Featured species: Raccoon (Procyon lotor), fox (Vulpes vulpes; Urocyon cinereoargenteus), and striped skunk (Mephitis mephitis)

What is your project?

Little is known about the welfare of urban wildlife, or what steps we can and should take to promote well-being and coexistence for people and animals sharing space in cities. This project will examine urban mesocarnivore behavior, cognition, health, and conflict with humans in the San Francisco Bay Area to better understand how humans and various features of urban environments affect their welfare. I will collect substantial data on the environmental conditions and physical states of individual mesocarnivores via collaborations with local partners. Additionally, I will study the risk perception and innovative foraging abilities of individuals and species across neighborhoods using tests of cognition.

How did you become interested in studying wild animal welfare?

I have always been curious about the minds of wild animals: what are they thinking and experiencing, what makes one individual different from another, and why they behave the way they do. These questions led me to a career studying the cognition of urban wildlife, where I work to understand how wild animals perceive and respond to the growing cities around them. My professional and academic pursuits have always gone hand-in-hand with my compassion for animals, especially those who are treated as a nuisance. I am therefore interested in studying wild animal welfare because it will allow me to gain an evidence-based understanding of, and better ability to advocate for, the wellbeing of wildlife.

What do you hope to learn through this fellowship?

I seek to learn how to use observations of urban wildlife behavior as an indicator of their welfare and ask whether we can predict the welfare of individuals based on the social-ecological features of different neighborhoods, such as pollution, garbage, green space, and human behavior.
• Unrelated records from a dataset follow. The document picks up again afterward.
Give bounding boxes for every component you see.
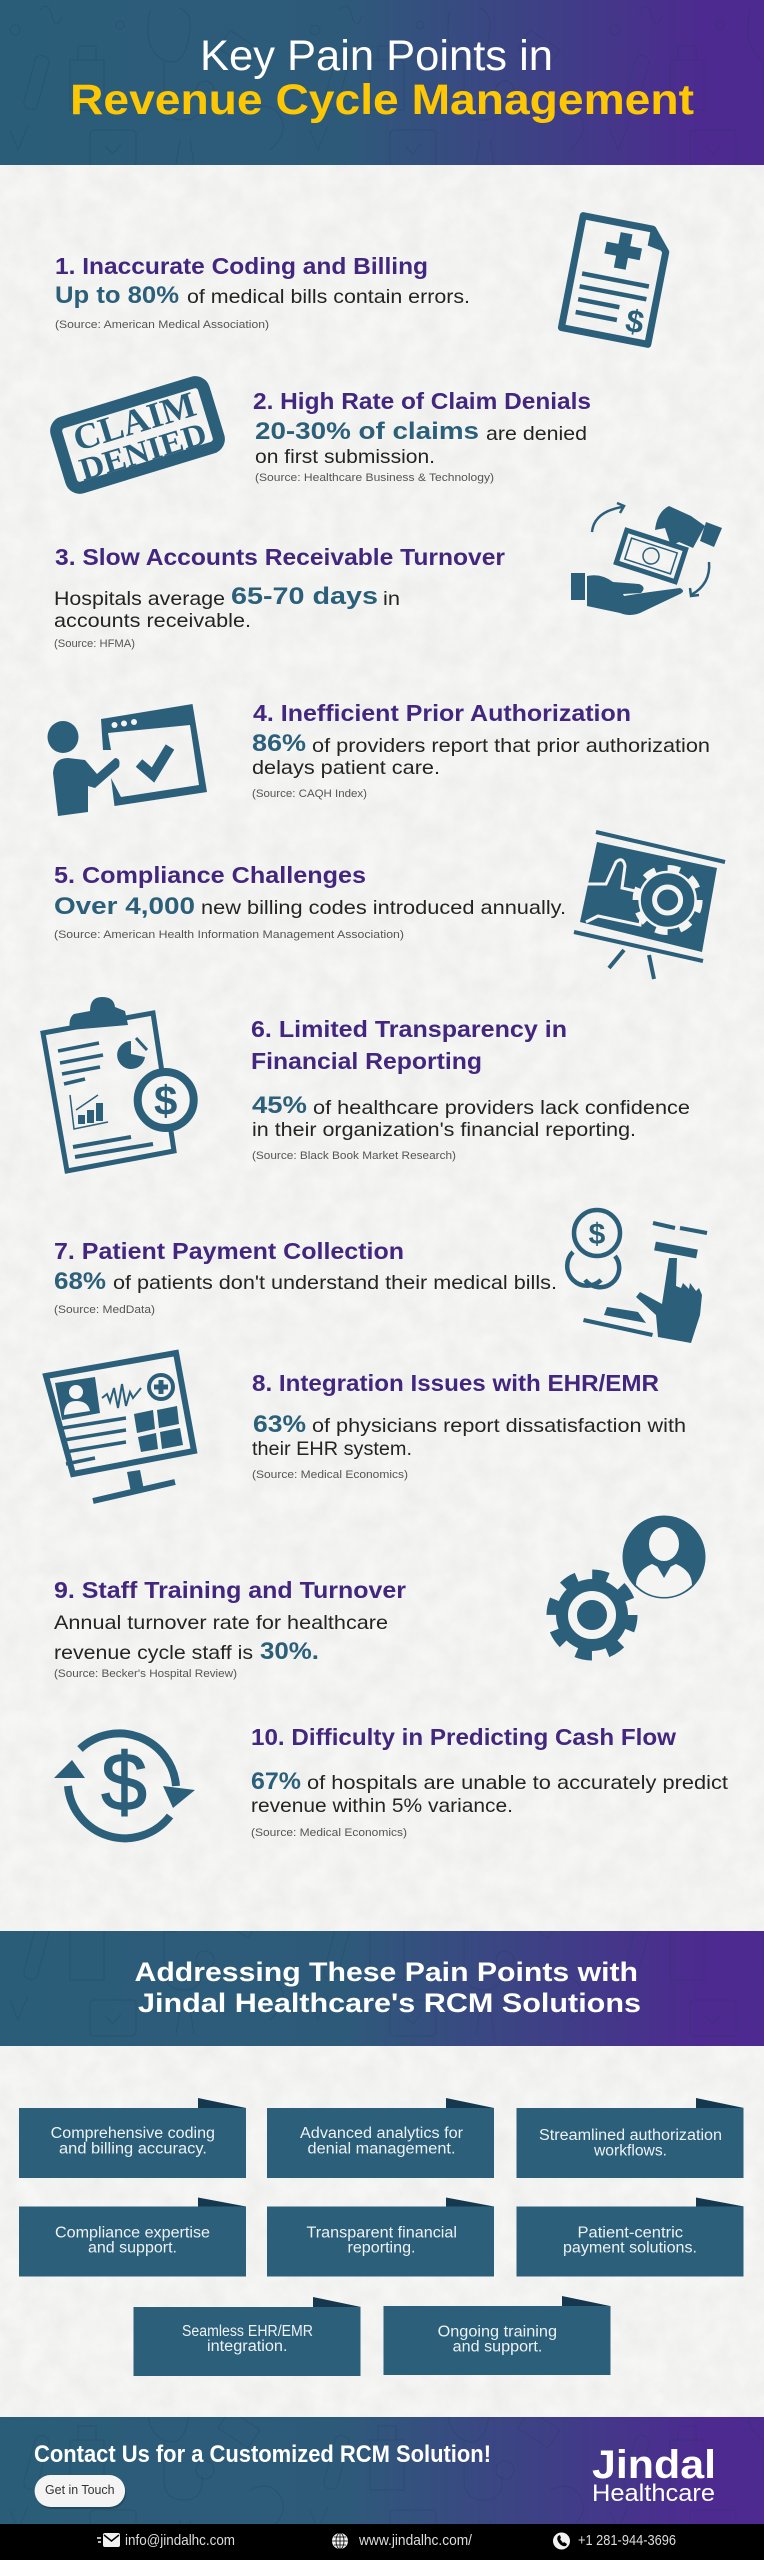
statement 6: 45% bbox=[252, 1092, 307, 1119]
icon: gear and staff person bbox=[552, 1516, 706, 1655]
statement 1: Up to 80% bbox=[55, 282, 179, 309]
card 8 bbox=[384, 2296, 610, 2375]
card 3: Streamlined authorization bbox=[539, 2127, 722, 2144]
solutions heading text bbox=[134, 1957, 641, 2018]
card 1: Comprehensive coding bbox=[51, 2125, 215, 2142]
statement 10 bbox=[251, 1768, 729, 1817]
panel: item 2 claim denials bbox=[54, 380, 591, 491]
statement 2: 20-30% of claims bbox=[255, 418, 479, 445]
source 4: (Source: CAQH Index) bbox=[252, 788, 367, 800]
panel: item 9 staff turnover bbox=[54, 1516, 706, 1680]
icon: circular arrows with dollar bbox=[54, 1733, 195, 1838]
statement 4: of providers report that prior authorization bbox=[312, 735, 710, 757]
solutions heading banner bbox=[0, 1931, 764, 2046]
statement 6 bbox=[252, 1092, 690, 1141]
statement 5 bbox=[54, 893, 566, 920]
heading 9: 9. Staff Training and Turnover bbox=[54, 1577, 406, 1603]
icon: circular arrows with dollar: $ bbox=[101, 1737, 147, 1828]
card 8: Ongoing training bbox=[438, 2324, 557, 2341]
panel: item 8 EHR integration bbox=[46, 1353, 686, 1501]
statement 5: new billing codes introduced annually. bbox=[201, 897, 566, 919]
source 7: (Source: MedData) bbox=[54, 1304, 155, 1316]
heading 8: 8. Integration Issues with EHR/EMR bbox=[252, 1370, 659, 1396]
source 9: (Source: Becker's Hospital Review) bbox=[54, 1668, 237, 1680]
card 6 bbox=[516, 2198, 744, 2276]
statement 8: of physicians report dissatisfaction with bbox=[312, 1415, 686, 1437]
card 1: and billing accuracy. bbox=[59, 2140, 207, 2158]
statement 1 bbox=[55, 282, 470, 309]
contact banner bbox=[0, 2417, 764, 2524]
icon: claim denied stamp bbox=[54, 380, 221, 491]
statement 6: in their organization's financial reporting. bbox=[252, 1119, 636, 1141]
statement 8: 63% bbox=[253, 1411, 306, 1438]
card 5: reporting. bbox=[348, 2240, 416, 2257]
icon: medical bill bbox=[561, 213, 673, 345]
heading 10: 10. Difficulty in Predicting Cash Flow bbox=[251, 1724, 676, 1750]
statement 10: revenue within 5% variance. bbox=[251, 1795, 513, 1817]
statement 2 bbox=[255, 418, 587, 468]
card 3 bbox=[516, 2098, 744, 2178]
source 2: (Source: Healthcare Business & Technology) bbox=[255, 472, 494, 484]
logo: Jindal Healthcare bbox=[592, 2443, 716, 2507]
heading 3: 3. Slow Accounts Receivable Turnover bbox=[55, 544, 505, 570]
card 7 bbox=[134, 2297, 361, 2376]
statement 9 bbox=[54, 1612, 388, 1665]
source 5: (Source: American Health Information Management Association) bbox=[54, 929, 404, 941]
heading 2: 2. High Rate of Claim Denials bbox=[253, 388, 591, 414]
statement 4: delays patient care. bbox=[252, 757, 440, 779]
statement 7: of patients don't understand their medical bills. bbox=[113, 1272, 557, 1294]
statement 3: 65-70 days bbox=[231, 583, 378, 610]
statement 7: 68% bbox=[54, 1268, 106, 1295]
card 6: Patient-centric bbox=[578, 2224, 683, 2242]
statement 3 bbox=[54, 583, 400, 632]
statement 9: Annual turnover rate for healthcare bbox=[54, 1612, 388, 1634]
statement 4 bbox=[252, 730, 710, 779]
icon: monitor with patient record bbox=[46, 1353, 194, 1501]
heading 7: 7. Patient Payment Collection bbox=[54, 1238, 404, 1264]
card 1 bbox=[19, 2098, 246, 2178]
phone contact: +1 281-944-3696 bbox=[578, 2532, 676, 2549]
panel: item 4 prior authorization bbox=[48, 700, 710, 816]
icon: clipboard with report and dollar bbox=[43, 997, 194, 1171]
panel: solution cards bbox=[19, 2098, 744, 2376]
icon: coins and pointing hand bbox=[567, 1210, 707, 1343]
source 1: (Source: American Medical Association) bbox=[55, 319, 269, 331]
icon: coins and pointing hand: $ bbox=[589, 1218, 606, 1251]
card 7: Seamless EHR/EMR bbox=[182, 2323, 313, 2340]
button: get in touch: Get in Touch bbox=[45, 2483, 115, 2497]
icon: claim denied stamp: CLAIM bbox=[68, 384, 200, 459]
title line two: Revenue Cycle Management bbox=[70, 76, 694, 124]
heading 6 bbox=[251, 1016, 567, 1074]
source 3: (Source: HFMA) bbox=[54, 638, 135, 650]
statement 8 bbox=[252, 1411, 686, 1460]
statement 3: accounts receivable. bbox=[54, 610, 251, 632]
icon: person presenting checkmark window bbox=[48, 704, 207, 816]
statement 7 bbox=[54, 1268, 557, 1295]
source 8: (Source: Medical Economics) bbox=[252, 1469, 408, 1481]
statement 10: 67% bbox=[251, 1768, 301, 1795]
title line one: Key Pain Points in bbox=[200, 32, 553, 80]
panel: item 5 compliance bbox=[54, 832, 725, 979]
icon: presentation board with thumb and gear bbox=[574, 832, 725, 979]
card 7: integration. bbox=[207, 2338, 288, 2355]
panel: item 3 accounts receivable bbox=[54, 503, 722, 650]
statement 4: 86% bbox=[252, 730, 306, 757]
email contact: info@jindalhc.com bbox=[125, 2532, 235, 2549]
logo: Jindal Healthcare: Jindal bbox=[592, 2443, 716, 2487]
card 4: and support. bbox=[88, 2240, 177, 2257]
solutions heading text: Addressing These Pain Points with bbox=[134, 1957, 638, 1987]
button: get in touch bbox=[35, 2475, 126, 2509]
statement 3: Hospitals average bbox=[54, 588, 225, 610]
card 2: Advanced analytics for bbox=[300, 2125, 463, 2142]
panel: item 1 inaccurate coding bbox=[55, 213, 673, 345]
header banner bbox=[0, 0, 764, 165]
panel: item 6 financial transparency bbox=[43, 997, 690, 1171]
statement 8: their EHR system. bbox=[252, 1438, 412, 1460]
phone contact bbox=[553, 2532, 676, 2550]
heading 1: 1. Inaccurate Coding and Billing bbox=[55, 253, 428, 279]
statement 9: 30%. bbox=[260, 1638, 319, 1665]
logo: Jindal Healthcare: Healthcare bbox=[592, 2480, 715, 2507]
contact heading: Contact Us for a Customized RCM Solution! bbox=[34, 2441, 491, 2468]
panel: item 10 cash flow bbox=[54, 1724, 729, 1839]
card 5: Transparent financial bbox=[306, 2224, 457, 2242]
card 5 bbox=[267, 2198, 494, 2276]
card 2: denial management. bbox=[308, 2140, 456, 2158]
statement 2: are denied bbox=[486, 423, 587, 445]
statement 1: of medical bills contain errors. bbox=[187, 286, 470, 308]
card 6: payment solutions. bbox=[563, 2240, 697, 2257]
source 10: (Source: Medical Economics) bbox=[251, 1827, 407, 1839]
heading 6: 6. Limited Transparency in bbox=[251, 1016, 567, 1042]
icon: medical bill: $ bbox=[623, 302, 647, 341]
icon: claim denied stamp: DENIED bbox=[75, 415, 211, 487]
statement 5: Over 4,000 bbox=[54, 893, 195, 920]
icon: money exchanged between hands bbox=[571, 503, 722, 615]
panel: item 7 patient payment bbox=[54, 1210, 707, 1343]
solutions heading text: Jindal Healthcare's RCM Solutions bbox=[138, 1988, 641, 2018]
statement 10: of hospitals are unable to accurately predict bbox=[307, 1772, 729, 1794]
heading 5: 5. Compliance Challenges bbox=[54, 862, 366, 888]
icon: clipboard with report and dollar: $ bbox=[154, 1077, 177, 1124]
source 6: (Source: Black Book Market Research) bbox=[252, 1150, 456, 1162]
website contact: www.jindalhc.com/ bbox=[358, 2532, 473, 2549]
heading 6: Financial Reporting bbox=[251, 1048, 482, 1074]
card 4: Compliance expertise bbox=[55, 2224, 210, 2242]
card 4 bbox=[19, 2198, 246, 2276]
statement 2: on first submission. bbox=[255, 446, 435, 468]
card 2 bbox=[267, 2098, 494, 2178]
footer contact bar bbox=[0, 2524, 764, 2560]
heading 4: 4. Inefficient Prior Authorization bbox=[253, 700, 631, 726]
card 8: and support. bbox=[453, 2338, 542, 2355]
card 3: workflows. bbox=[593, 2142, 667, 2160]
statement 3: in bbox=[383, 588, 400, 610]
statement 9: revenue cycle staff is bbox=[54, 1642, 253, 1664]
statement 6: of healthcare providers lack confidence bbox=[313, 1097, 690, 1119]
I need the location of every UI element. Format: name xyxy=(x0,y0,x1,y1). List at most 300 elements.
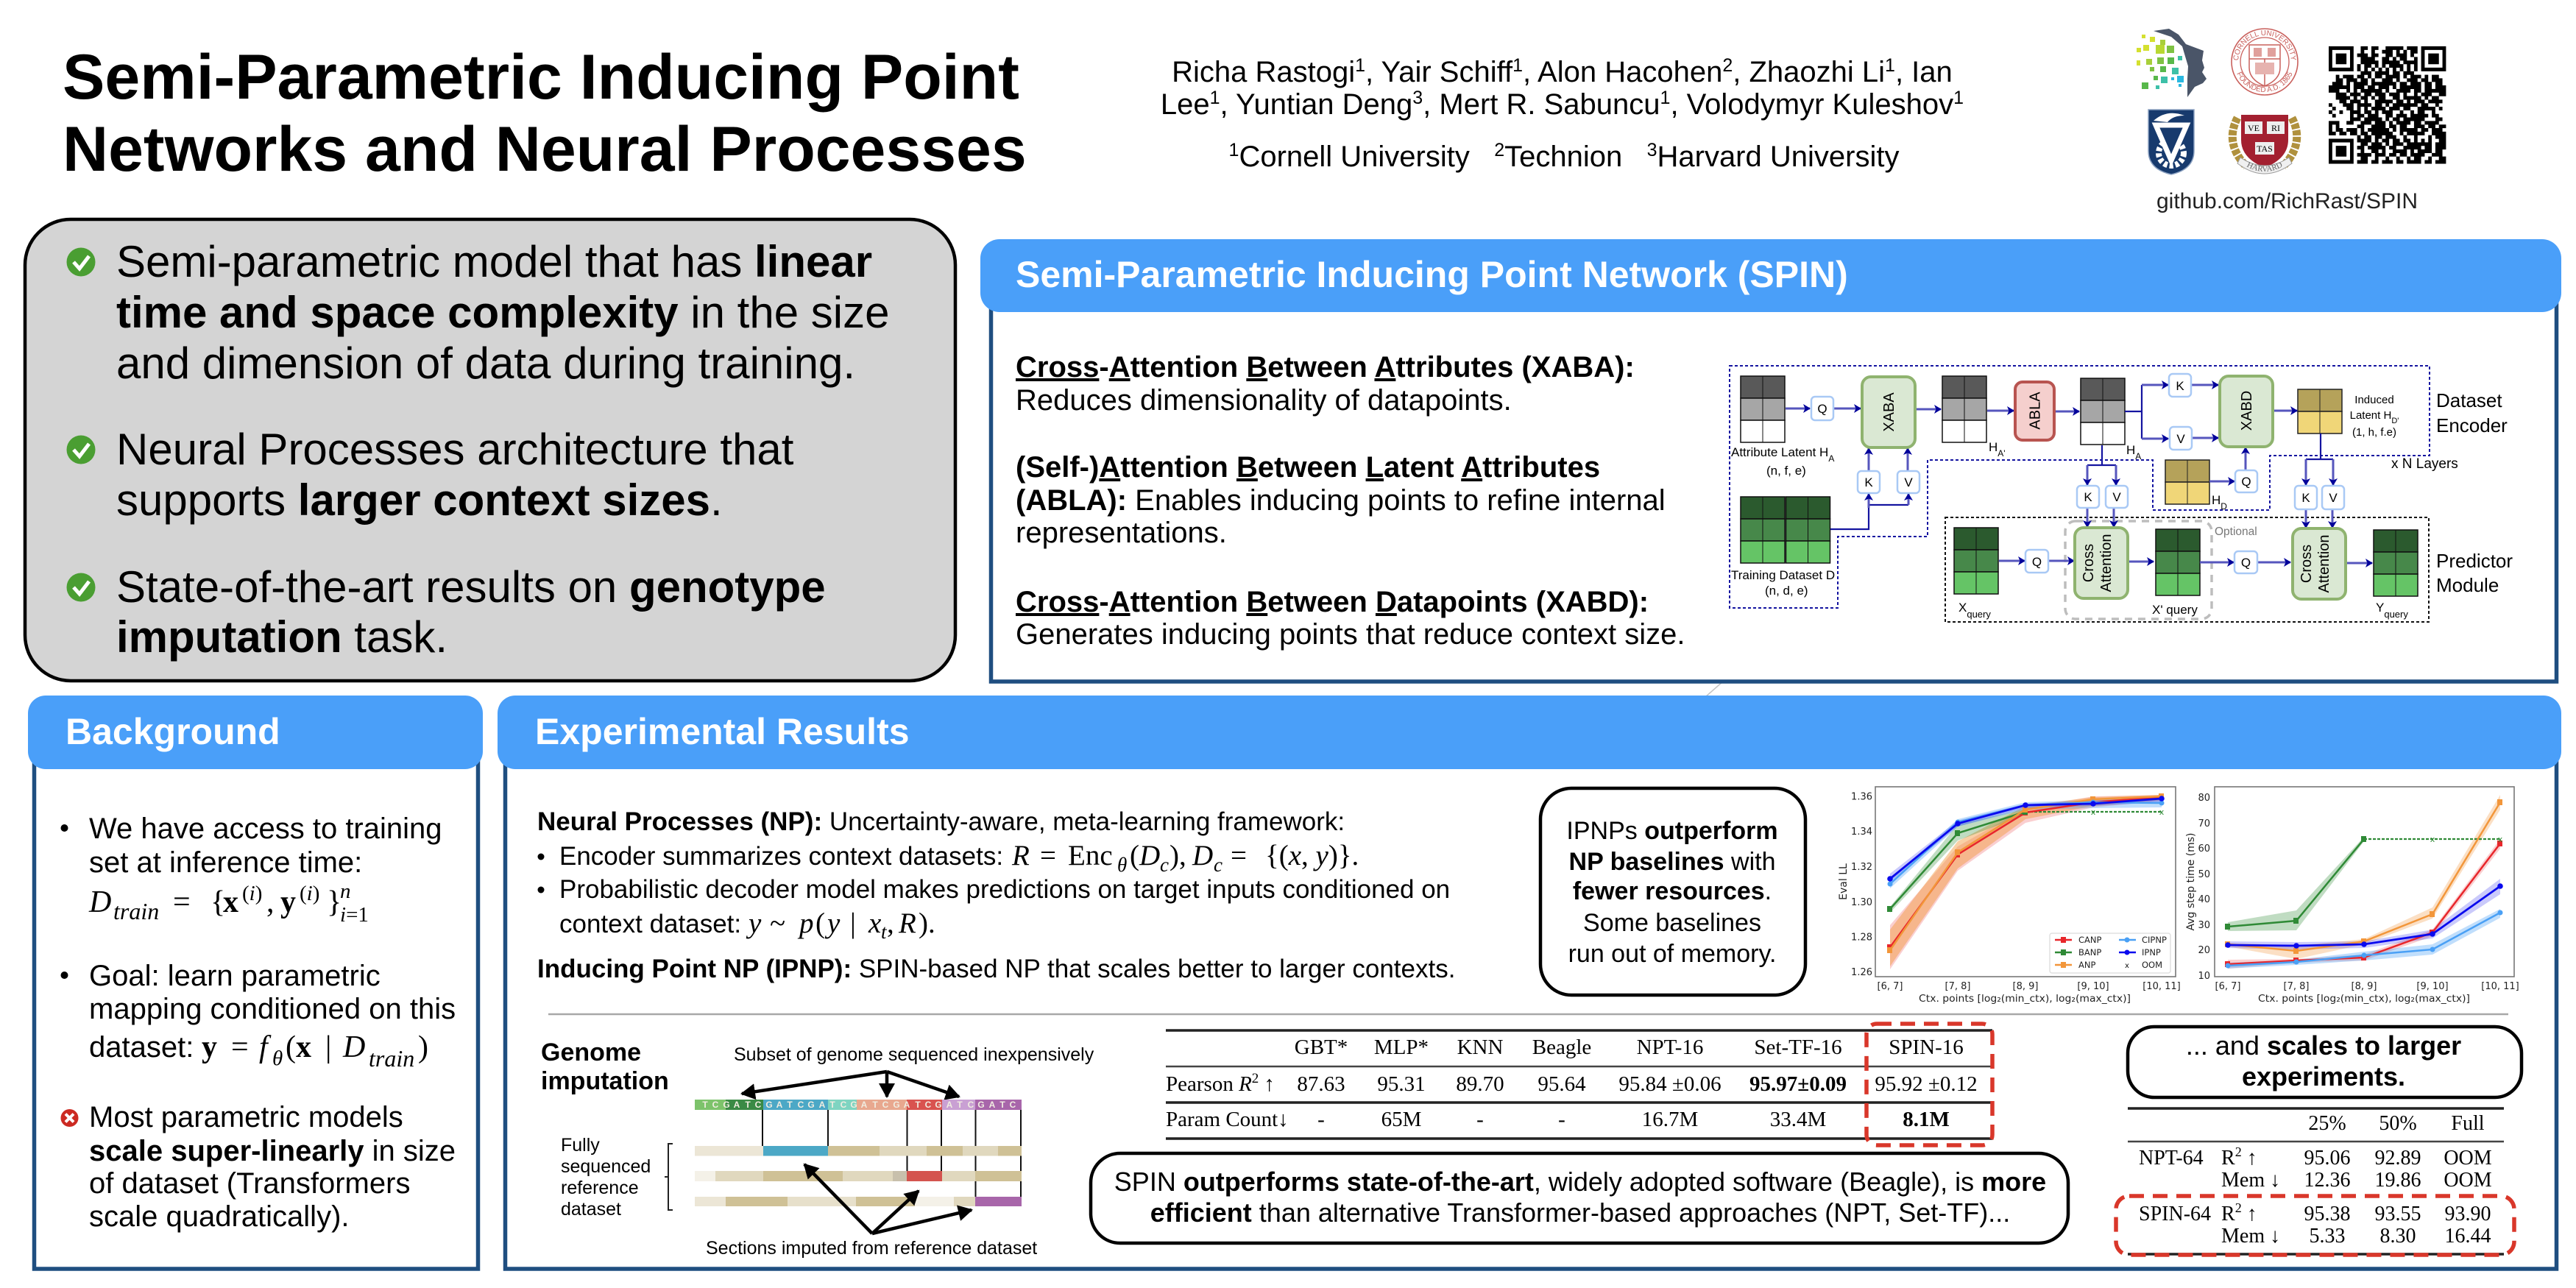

I then want to use this information to advocate for equitable policies and management strategies that will improve the quality of life for both people and wild animals sharing space in urban environments. These goals will require me to cultivate a diversity of new skills related to animal physiology and geographic information systems, as well as community science and environmental advocacy.

How will your advisor be involved in this project?

Dr. Chris Schell is a behavioral endocrinologist with expertise in urban systems and environmental justice. He will provide training on the preparation, processing, and interpretation of biological samples collected from raccoons, coyotes, and other urban carnivores. Dr. Schell will also provide insights on local species occupancy, health, and interactions with humans via camera trap data, surveys, and local collaborations within his current research program. Lastly, Dr. Schell will provide guidance on how to build authentic and inclusive community science programs that center social and environmental justice.